• ne anne baba ne ülke seçemeden dünyaya gelmiş olmayı saymazsak, sevgilinin hayat kurtaracağı zannıyla ilk gençliği pas geçmiş olmamdır.
  • sigaraya başlamak.

    bi' çok hatam oldu ama açık ara en büyük pişmanlığımdır.
  • son hızda çalışan vantilatöre elimi sokmak.iki tane dikiş attılar parmağıma.
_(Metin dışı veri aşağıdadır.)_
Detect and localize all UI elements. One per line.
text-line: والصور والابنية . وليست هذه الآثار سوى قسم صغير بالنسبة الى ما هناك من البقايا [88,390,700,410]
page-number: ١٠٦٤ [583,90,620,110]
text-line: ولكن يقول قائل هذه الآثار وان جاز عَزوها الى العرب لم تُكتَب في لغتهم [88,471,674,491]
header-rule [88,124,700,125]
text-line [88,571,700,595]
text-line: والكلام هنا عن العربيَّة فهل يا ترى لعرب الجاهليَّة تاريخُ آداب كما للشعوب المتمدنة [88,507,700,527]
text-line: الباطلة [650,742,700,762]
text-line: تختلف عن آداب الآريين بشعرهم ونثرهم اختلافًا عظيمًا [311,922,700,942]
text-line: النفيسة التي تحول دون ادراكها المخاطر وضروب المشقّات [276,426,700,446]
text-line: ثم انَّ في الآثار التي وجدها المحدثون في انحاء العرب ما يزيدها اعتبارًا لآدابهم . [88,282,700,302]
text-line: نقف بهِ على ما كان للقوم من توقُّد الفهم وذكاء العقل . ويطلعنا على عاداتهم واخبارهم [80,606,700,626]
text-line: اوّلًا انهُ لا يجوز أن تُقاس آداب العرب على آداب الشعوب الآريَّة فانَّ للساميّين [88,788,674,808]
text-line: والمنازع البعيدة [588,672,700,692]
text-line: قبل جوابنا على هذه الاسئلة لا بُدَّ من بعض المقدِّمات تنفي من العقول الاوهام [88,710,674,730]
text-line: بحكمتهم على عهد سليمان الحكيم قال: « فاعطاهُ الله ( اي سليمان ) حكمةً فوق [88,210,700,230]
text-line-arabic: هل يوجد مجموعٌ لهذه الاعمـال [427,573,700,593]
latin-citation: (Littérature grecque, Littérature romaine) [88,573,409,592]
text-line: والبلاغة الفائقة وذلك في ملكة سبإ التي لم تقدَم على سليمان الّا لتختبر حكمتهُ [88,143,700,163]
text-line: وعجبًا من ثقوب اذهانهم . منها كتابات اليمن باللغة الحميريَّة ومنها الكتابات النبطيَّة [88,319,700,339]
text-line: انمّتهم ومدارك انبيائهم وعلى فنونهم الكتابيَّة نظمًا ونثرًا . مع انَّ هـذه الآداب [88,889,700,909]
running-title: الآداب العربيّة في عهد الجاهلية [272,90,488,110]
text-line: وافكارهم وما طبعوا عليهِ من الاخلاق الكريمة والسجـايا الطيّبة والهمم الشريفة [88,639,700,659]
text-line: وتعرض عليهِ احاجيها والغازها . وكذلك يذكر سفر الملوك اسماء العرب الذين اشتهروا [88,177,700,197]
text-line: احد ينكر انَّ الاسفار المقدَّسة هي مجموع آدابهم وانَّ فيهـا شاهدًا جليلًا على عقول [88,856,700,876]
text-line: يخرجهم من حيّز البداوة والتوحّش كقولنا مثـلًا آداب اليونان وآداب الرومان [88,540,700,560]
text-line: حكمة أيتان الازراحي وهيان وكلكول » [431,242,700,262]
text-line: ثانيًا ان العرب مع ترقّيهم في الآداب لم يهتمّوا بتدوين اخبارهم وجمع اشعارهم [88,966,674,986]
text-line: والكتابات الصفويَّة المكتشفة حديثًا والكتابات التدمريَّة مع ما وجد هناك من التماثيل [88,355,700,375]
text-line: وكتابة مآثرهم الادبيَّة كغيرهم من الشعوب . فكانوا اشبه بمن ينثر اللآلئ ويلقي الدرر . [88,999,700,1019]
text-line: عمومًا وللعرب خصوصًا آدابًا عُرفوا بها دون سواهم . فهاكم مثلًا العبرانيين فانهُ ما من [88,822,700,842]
  • zamanında 30tercih hakkımız varken ben bunun 29 tanesinde istediğim tek bölümü yazıp 1tanesinde babamın istediği bölümü yazmam ve tercih sabah uyandığımda kardeşimin aa sen onu kazanmışsın demesi. sonra geri uyudum bu bir rüya, öğlen kalk bak sonuçlara dedim. kalktım, sonuçlar açıklanacaktıı bugüün dedim bağırarak. farkettim ki evde herkes uyuyor, kendime diyorum ki "bak gördün mü rüyaymış o, kimse kalkmamış daha" ve bilgisayarı açıp bakıyorum sonuç aynı. meğer herkes sonuçlara bakıp geri yatmış.okula gidip kayıt olup öğrenci kimliğini alana kadar kabullenemedim. sanki inceptionda gibi hissettim.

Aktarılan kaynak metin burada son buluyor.